Yes, adventures in toothpaste. If you've been reading this blog for any length of time, you should know by now that I have "adventures" with things like toothpaste, old magazines, toenail clippers, and other boring crap I can't think of right now. Never will you read an entry where I talk about how stoked I was to climb up a 1,000 foot rock face with no safety line, or how cool it was it jump on stage at the Radiohead concert and run around taking my clothes off before the security guys beat the snot out of me. Nope. Not going to happen. I lead an extraordinarily dull life.
Anyway, toothpaste.
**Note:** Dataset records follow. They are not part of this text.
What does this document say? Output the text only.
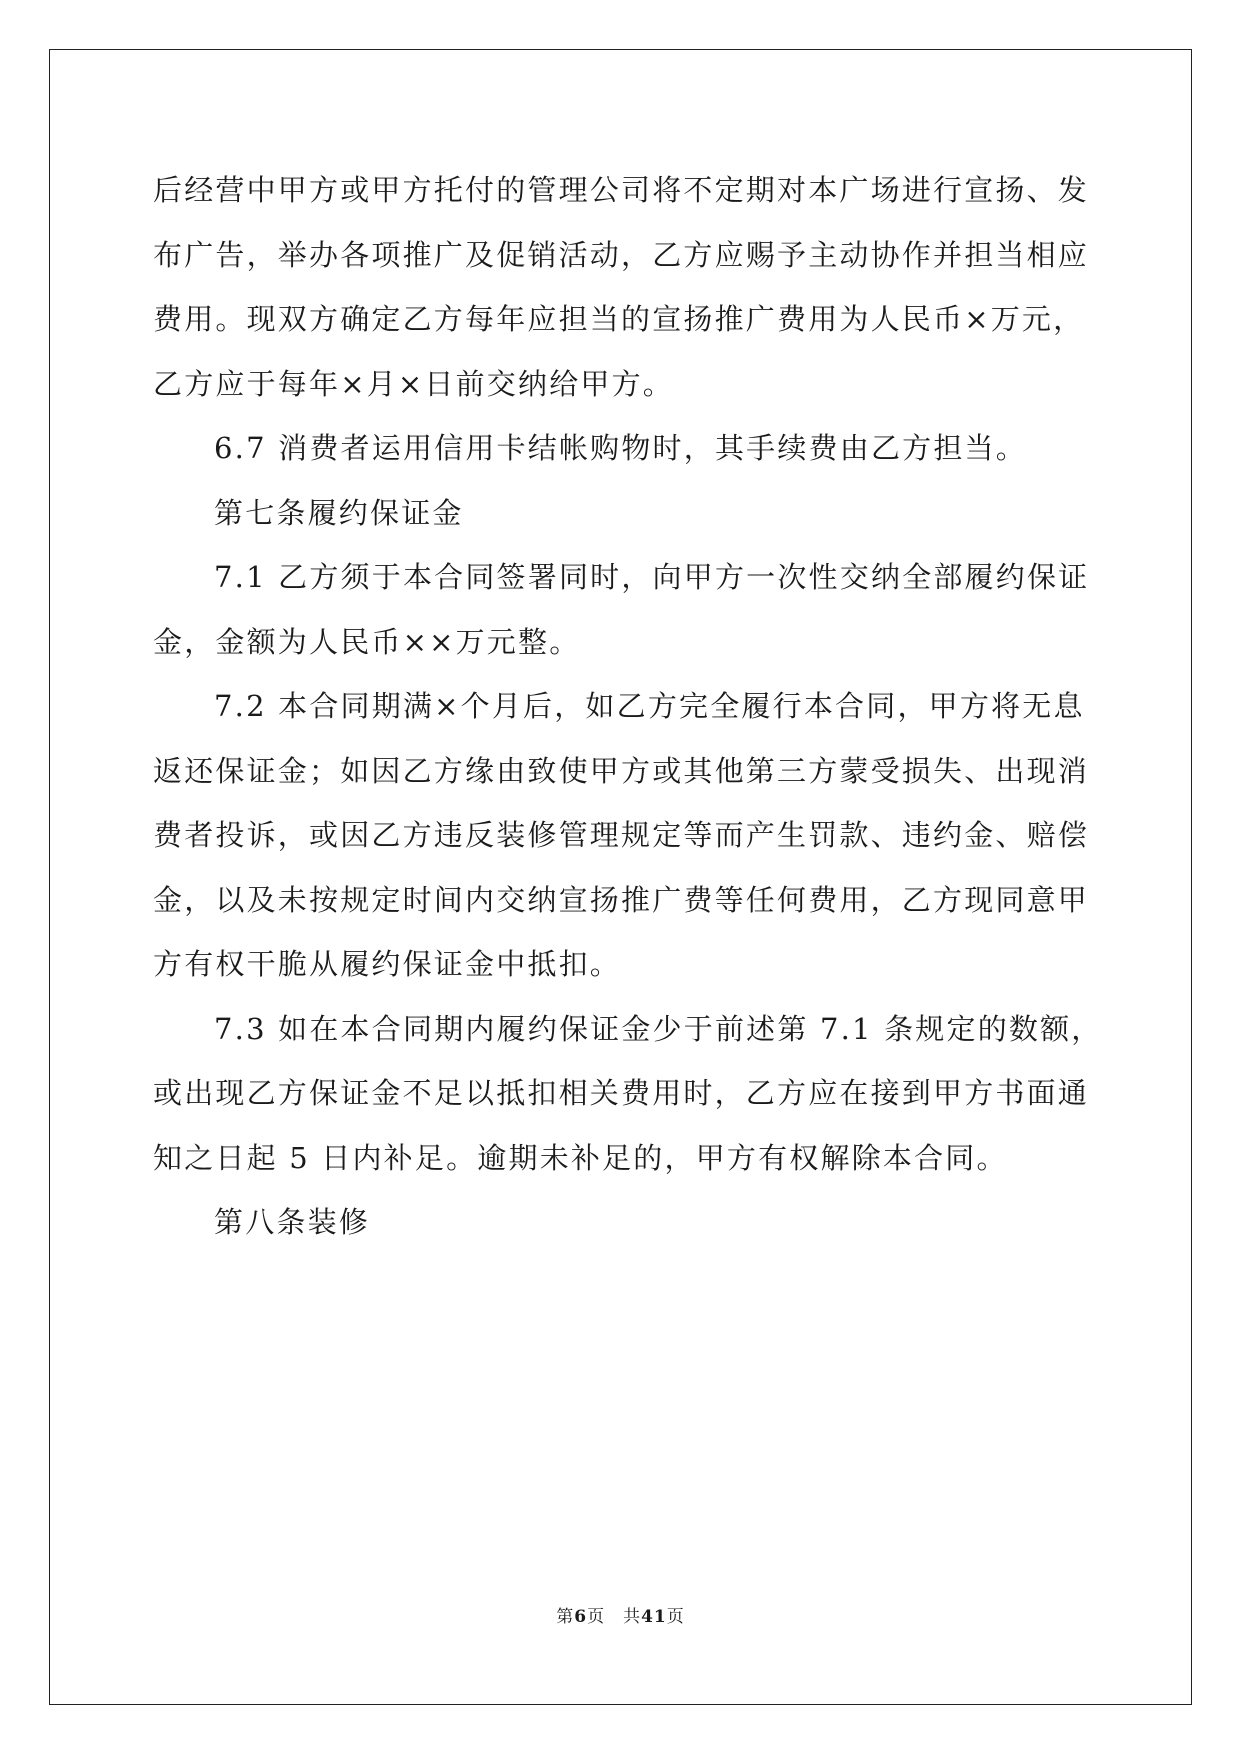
后经营中甲方或甲方托付的管理公司将不定期对本广场进行宣扬、发
布广告，举办各项推广及促销活动，乙方应赐予主动协作并担当相应
费用。现双方确定乙方每年应担当的宣扬推广费用为人民币×万元，
乙方应于每年×月×日前交纳给甲方。
6.7 消费者运用信用卡结帐购物时，其手续费由乙方担当。
第七条履约保证金
7.1 乙方须于本合同签署同时，向甲方一次性交纳全部履约保证
金，金额为人民币××万元整。
7.2 本合同期满×个月后，如乙方完全履行本合同，甲方将无息
返还保证金；如因乙方缘由致使甲方或其他第三方蒙受损失、出现消
费者投诉，或因乙方违反装修管理规定等而产生罚款、违约金、赔偿
金，以及未按规定时间内交纳宣扬推广费等任何费用，乙方现同意甲
方有权干脆从履约保证金中抵扣。
7.3 如在本合同期内履约保证金少于前述第 7.1 条规定的数额，
或出现乙方保证金不足以抵扣相关费用时，乙方应在接到甲方书面通
知之日起 5 日内补足。逾期未补足的，甲方有权解除本合同。
第八条装修
第6页 共41页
A week or two back I mentioned a dollar store I shop in that sells all kinds of weird crap that's probably not intended to be sold in this country. Things like toothpaste from Indonesia.
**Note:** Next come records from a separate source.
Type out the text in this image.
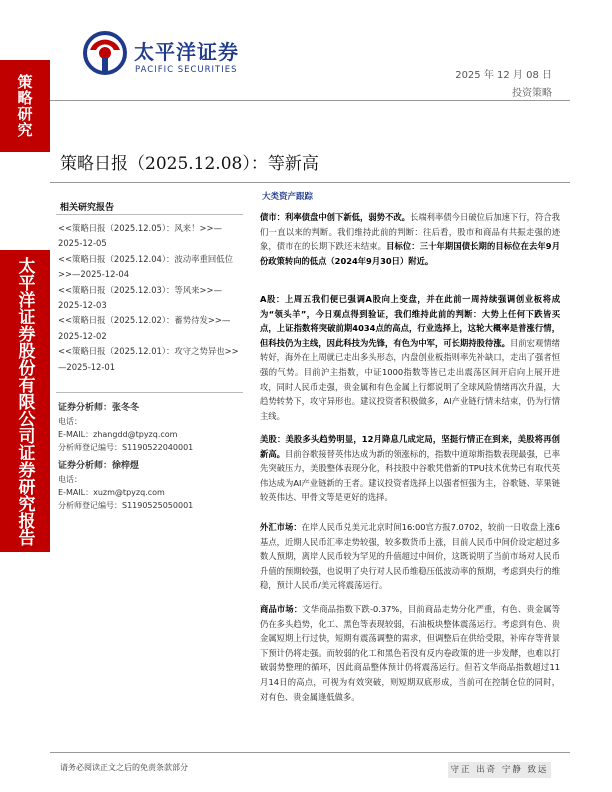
策略研究
太平洋证券股份有限公司证券研究报告
太平洋证券
PACIFIC SECURITIES	2025 年 12 月 08 日
投资策略
策略日报（2025.12.08）：等新高
相关研究报告
<<策略日报（2025.12.05）：风来！>>—2025-12-05
<<策略日报（2025.12.04）：波动率重回低位>>—2025-12-04
<<策略日报（2025.12.03）：等风来>>—2025-12-03
<<策略日报（2025.12.02）：蓄势待发>>—2025-12-02
<<策略日报（2025.12.01）：攻守之势异也>>—2025-12-01
证券分析师：张冬冬
电话：
E-MAIL：zhangdd@tpyzq.com
分析师登记编号：S1190522040001
证券分析师：徐梓煜
电话：
E-MAIL：xuzm@tpyzq.com
分析师登记编号：S1190525050001
大类资产跟踪
债市：利率债盘中创下新低，弱势不改。长端利率债今日破位后加速下行，符合我们一直以来的判断。我们维持此前的判断：往后看，股市和商品有共振走强的迹象，债市在的长期下跌还未结束。目标位：三十年期国债长期的目标位在去年9月份政策转向的低点（2024年9月30日）附近。
A股：上周五我们便已强调A股向上变盘，并在此前一周持续强调创业板将成为“领头羊”，今日观点得到验证，我们维持此前的判断：大势上任何下跌皆买点，上证指数将突破前期4034点的高点，行业选择上，这轮大概率是普涨行情，但科技仍为主线，因此科技为先锋，有色为中军，可长期持股待涨。目前宏观情绪转好，海外在上周就已走出多头形态，内盘创业板指则率先补缺口，走出了强者恒强的气势。目前沪主指数，中证1000指数等皆已走出震荡区间开启向上展开进攻，同时人民币走强，贵金属和有色金属上行都说明了全球风险情绪再次升温，大趋势转势下，攻守异形也。建议投资者积极做多，AI产业链行情未结束，仍为行情主线。
美股：美股多头趋势明显，12月降息几成定局，坚挺行情正在到来，美股将再创新高。目前谷歌接替英伟达成为新的领涨标的，指数中道琼斯指数表现最强，已率先突破压力，美股整体表现分化，科技股中谷歌凭借新的TPU技术优势已有取代英伟达成为AI产业链新的王者。建议投资者选择上以强者恒强为主，谷歌链、苹果链较英伟达、甲骨文等是更好的选择。
外汇市场：在岸人民币兑美元北京时间16:00官方报7.0702，较前一日收盘上涨6基点，近期人民币汇率走势较强，较多数货币上涨，目前人民币中间价设定超过多数人预期，离岸人民币较为罕见的升值超过中间价，这既说明了当前市场对人民币升值的预期较强，也说明了央行对人民币维稳压低波动率的预期，考虑到央行的维稳，预计人民币/美元将震荡运行。
商品市场：文华商品指数下跌-0.37%，目前商品走势分化严重，有色、贵金属等仍在多头趋势，化工、黑色等表现较弱，石油板块整体震荡运行。考虑到有色、贵金属短期上行过快，短期有震荡调整的需求，但调整后在供给受限，补库存等背景下预计仍将走强。而较弱的化工和黑色若没有反内卷政策的进一步发酵，也难以打破弱势整理的循环，因此商品整体预计仍将震荡运行。但若文华商品指数超过11月14日的高点，可视为有效突破，则短期双底形成，当前可在控制仓位的同时，对有色、贵金属逢低做多。
请务必阅读正文之后的免责条款部分	守正 出奇 宁静 致远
Yes, I bought the toothpaste from Indonesia. And, believe it or not, I've actually been brushing my teeth with it for a week or more. It's pretty nice-tasting toothpaste. If you look at the back of the tube, you'll see it's also Halal. I don't know why I find that interesting, but I do.
Also, much to my horror, I've just noticed that one of the ingredients of this toothpaste is formaldehyde. What the fucking fuck, Indonesia? I've been putting this in my mouth for over a week. None of the other four tubes of toothpaste in my cabinet have formaldehyde in them, not even the Mexican Colgate.
[Long pause while I frantically search the internet to see if I've been poisoning myself.]